Speaking this morning, however, polling expert Sir John Curtice said that so far Labour hadn't made the level of progress in the North and Midlands that it would have hoped for.

"The Labour party has been wanting to argue throughout the night that these local election results clearly demonstrate evidence of progress," Curtice told BBC Radio 4.

"In London, that's true. It looks like Labour's vote is up by about a point as compared with 2018 and they did pretty well in London in 2018. London now will very clearly be more of a one-party Labour fiefdom. 

"But outside of London, as compared with 2018 when the seats were last contested, it looks as if Labour's vote is actually down slightly," Curtice said.

"For a party that's trying to make progress, and has on its agenda not to win yet more in London but trying to regain ground in the so-called red wall seats in the Midlands and the North, this wasn't quite the degree of progress that might have hoped and anticipated."

Others within Labour appeared sceptical that results so far indicated they were "a party on the verge of winning power".

"[Labour] is not doing well on the ground and in digital spaces, and is increasingly outpaced by the Liberal Democrats, who have always done well on local campaigning and The Green Party," a Labour campaign source told PoliticsHome. 

"No amount of spin or expectations management can disguise this reality. This was hidden in the Corbyn era by the sheer enthusiasm of the then-large membership and the efforts of outrider campaign groups like Momentum.

"Now left without these resources, we see the true state of the party’s machine: clapped out.”

James Johnson, who ran polling in Downing Street during Theresa May's time in Downing Street, offered a more positive assessment of the results for Labour.
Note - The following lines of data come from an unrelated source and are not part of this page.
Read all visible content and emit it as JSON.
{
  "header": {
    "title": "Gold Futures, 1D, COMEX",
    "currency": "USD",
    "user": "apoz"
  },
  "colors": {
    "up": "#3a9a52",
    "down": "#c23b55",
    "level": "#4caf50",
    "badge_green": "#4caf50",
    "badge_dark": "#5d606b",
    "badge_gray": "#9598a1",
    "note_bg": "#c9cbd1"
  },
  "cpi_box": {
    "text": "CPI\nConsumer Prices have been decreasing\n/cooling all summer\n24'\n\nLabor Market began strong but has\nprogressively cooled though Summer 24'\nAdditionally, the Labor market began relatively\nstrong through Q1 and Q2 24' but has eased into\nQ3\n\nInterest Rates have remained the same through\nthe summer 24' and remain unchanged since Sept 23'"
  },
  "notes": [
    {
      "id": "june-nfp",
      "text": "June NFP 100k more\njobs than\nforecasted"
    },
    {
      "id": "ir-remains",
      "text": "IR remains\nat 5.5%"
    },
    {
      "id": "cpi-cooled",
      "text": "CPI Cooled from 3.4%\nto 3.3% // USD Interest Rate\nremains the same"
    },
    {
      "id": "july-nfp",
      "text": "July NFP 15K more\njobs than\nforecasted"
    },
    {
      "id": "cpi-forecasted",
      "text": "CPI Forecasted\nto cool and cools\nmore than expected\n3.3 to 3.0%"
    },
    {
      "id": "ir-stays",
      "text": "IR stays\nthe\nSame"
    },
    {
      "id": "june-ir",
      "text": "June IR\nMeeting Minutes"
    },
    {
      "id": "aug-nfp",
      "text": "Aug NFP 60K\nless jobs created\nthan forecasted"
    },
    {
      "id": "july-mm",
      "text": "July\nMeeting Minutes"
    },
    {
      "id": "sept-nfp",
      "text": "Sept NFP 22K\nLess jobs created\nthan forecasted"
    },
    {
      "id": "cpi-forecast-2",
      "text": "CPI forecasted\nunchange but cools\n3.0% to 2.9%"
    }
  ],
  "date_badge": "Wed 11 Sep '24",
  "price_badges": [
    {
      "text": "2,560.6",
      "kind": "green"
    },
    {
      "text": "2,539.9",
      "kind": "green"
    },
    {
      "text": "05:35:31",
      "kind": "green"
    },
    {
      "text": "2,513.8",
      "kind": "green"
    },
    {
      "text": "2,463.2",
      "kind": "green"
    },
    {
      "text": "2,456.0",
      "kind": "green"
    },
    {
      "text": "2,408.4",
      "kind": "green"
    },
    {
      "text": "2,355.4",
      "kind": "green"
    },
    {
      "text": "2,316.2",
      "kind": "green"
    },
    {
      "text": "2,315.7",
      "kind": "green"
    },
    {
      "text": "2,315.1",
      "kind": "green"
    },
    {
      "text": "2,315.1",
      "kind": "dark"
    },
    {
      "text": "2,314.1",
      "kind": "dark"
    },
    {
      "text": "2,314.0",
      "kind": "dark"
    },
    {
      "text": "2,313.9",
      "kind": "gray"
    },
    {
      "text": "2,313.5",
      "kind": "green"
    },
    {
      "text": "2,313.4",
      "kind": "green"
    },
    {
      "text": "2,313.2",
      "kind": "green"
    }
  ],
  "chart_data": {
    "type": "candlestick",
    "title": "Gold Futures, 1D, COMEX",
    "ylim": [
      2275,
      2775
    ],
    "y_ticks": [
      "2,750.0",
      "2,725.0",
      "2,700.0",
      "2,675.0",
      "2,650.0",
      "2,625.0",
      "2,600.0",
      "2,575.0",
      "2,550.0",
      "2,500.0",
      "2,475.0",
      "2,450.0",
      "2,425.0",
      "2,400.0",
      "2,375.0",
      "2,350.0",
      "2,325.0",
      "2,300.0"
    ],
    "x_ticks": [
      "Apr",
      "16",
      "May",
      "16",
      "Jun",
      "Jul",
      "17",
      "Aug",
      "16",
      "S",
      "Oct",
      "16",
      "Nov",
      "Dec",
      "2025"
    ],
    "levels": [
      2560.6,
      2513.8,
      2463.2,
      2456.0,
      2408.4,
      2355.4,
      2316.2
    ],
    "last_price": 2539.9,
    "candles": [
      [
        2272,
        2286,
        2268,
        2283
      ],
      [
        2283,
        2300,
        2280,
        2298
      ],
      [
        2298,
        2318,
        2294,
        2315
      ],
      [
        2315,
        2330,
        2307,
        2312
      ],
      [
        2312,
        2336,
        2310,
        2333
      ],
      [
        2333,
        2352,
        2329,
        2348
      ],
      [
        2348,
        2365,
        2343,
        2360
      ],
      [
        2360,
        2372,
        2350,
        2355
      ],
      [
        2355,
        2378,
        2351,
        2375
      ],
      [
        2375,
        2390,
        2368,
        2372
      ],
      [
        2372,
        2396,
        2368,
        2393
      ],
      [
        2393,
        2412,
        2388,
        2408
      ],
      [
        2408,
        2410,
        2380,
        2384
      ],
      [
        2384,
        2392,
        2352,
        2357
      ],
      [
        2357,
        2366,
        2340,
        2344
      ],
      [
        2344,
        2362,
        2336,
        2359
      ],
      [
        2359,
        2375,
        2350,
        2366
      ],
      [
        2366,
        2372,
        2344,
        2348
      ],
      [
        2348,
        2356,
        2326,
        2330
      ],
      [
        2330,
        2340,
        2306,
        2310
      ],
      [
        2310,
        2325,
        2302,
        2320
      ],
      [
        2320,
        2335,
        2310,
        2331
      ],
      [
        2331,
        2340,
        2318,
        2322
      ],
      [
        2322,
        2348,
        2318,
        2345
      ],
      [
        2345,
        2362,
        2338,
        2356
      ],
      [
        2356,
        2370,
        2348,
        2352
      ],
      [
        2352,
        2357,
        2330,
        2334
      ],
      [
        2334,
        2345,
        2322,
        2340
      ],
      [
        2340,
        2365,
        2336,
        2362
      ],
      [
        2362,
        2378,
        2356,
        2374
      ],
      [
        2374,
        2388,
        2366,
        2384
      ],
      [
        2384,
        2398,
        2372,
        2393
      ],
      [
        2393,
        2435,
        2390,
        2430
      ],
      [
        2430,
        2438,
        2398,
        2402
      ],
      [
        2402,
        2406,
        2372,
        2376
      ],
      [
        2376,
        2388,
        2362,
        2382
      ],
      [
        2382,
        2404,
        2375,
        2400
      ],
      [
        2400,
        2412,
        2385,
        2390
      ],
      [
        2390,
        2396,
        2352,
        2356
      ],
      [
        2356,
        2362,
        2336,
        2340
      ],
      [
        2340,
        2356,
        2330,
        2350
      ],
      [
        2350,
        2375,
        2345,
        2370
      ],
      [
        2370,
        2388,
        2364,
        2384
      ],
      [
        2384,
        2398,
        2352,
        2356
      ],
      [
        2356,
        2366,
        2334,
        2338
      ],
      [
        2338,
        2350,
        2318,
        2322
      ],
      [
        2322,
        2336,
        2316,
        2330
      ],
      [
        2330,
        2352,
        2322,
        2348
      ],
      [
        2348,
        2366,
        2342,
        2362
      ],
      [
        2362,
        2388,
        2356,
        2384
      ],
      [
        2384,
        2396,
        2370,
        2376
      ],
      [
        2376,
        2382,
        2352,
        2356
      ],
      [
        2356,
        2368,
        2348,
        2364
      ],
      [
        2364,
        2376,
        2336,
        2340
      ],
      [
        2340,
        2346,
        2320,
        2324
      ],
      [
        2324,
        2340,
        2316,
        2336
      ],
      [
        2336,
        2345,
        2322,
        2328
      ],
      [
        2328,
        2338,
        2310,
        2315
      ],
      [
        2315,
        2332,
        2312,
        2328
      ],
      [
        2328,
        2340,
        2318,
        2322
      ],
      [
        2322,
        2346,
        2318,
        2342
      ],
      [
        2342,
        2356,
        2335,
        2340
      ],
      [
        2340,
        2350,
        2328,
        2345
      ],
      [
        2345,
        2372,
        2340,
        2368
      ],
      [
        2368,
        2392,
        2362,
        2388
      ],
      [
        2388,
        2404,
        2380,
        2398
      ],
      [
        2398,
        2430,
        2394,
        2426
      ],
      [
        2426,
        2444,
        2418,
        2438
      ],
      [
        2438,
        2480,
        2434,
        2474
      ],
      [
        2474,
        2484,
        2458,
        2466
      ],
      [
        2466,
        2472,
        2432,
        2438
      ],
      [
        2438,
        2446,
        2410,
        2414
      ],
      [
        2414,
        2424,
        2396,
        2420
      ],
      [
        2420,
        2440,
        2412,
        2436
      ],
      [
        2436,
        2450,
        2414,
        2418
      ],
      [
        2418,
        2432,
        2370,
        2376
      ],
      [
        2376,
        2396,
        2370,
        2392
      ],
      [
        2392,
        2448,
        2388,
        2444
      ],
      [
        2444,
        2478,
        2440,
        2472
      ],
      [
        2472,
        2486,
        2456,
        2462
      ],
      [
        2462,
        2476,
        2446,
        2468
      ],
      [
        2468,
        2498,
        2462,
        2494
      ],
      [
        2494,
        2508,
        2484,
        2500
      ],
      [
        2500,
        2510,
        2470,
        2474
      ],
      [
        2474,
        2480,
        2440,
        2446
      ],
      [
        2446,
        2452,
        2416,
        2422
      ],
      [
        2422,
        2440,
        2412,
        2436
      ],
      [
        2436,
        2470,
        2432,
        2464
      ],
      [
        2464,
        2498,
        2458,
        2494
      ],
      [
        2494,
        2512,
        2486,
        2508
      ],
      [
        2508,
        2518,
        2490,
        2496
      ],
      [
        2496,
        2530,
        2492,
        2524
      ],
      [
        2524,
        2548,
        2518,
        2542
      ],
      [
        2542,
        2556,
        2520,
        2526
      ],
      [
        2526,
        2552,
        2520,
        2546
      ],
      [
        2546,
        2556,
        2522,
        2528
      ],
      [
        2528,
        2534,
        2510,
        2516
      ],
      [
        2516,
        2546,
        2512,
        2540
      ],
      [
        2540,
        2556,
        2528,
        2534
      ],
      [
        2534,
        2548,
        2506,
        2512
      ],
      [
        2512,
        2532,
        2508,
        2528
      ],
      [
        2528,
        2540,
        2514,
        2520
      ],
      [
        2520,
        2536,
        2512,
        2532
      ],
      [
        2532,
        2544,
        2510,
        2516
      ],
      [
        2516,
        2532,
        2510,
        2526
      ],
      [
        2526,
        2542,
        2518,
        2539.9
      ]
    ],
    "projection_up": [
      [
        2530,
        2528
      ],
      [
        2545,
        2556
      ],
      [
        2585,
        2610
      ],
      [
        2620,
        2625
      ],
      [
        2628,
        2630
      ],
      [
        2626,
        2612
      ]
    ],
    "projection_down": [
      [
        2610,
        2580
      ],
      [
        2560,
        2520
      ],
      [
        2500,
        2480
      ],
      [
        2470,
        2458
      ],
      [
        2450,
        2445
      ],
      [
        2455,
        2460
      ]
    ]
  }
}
He argued that even if Starmer's party only managed to replicate its performance in red wall areas at the 2018 local elections, that would be enough to win back a number of those seats from the Conservatives at the next general election.

Where Labour has undoubtedly enjoyed success is in London, where it has taken the boroughs of Barnet, Wandsworth and Westminster from the Conservatives.

Wandsworth in south London represents a symbolic victory for Labour, as it was famously the favourite borough of the former Conservative prime minister Margaret Thatcher.

A Labour source said even on polling day the party didn't expect to win in Westminster.

Shabana Mahmood MP, Labour’s National Campaign Coordinator, said the results represented a "turning point" for the party after the "disastrous" result of the 2019 general election.

"Labour is making headway in England, Scotland and Wales, taking over key Conservative councils and winning in vital Parliamentary battlegrounds across the country," she said.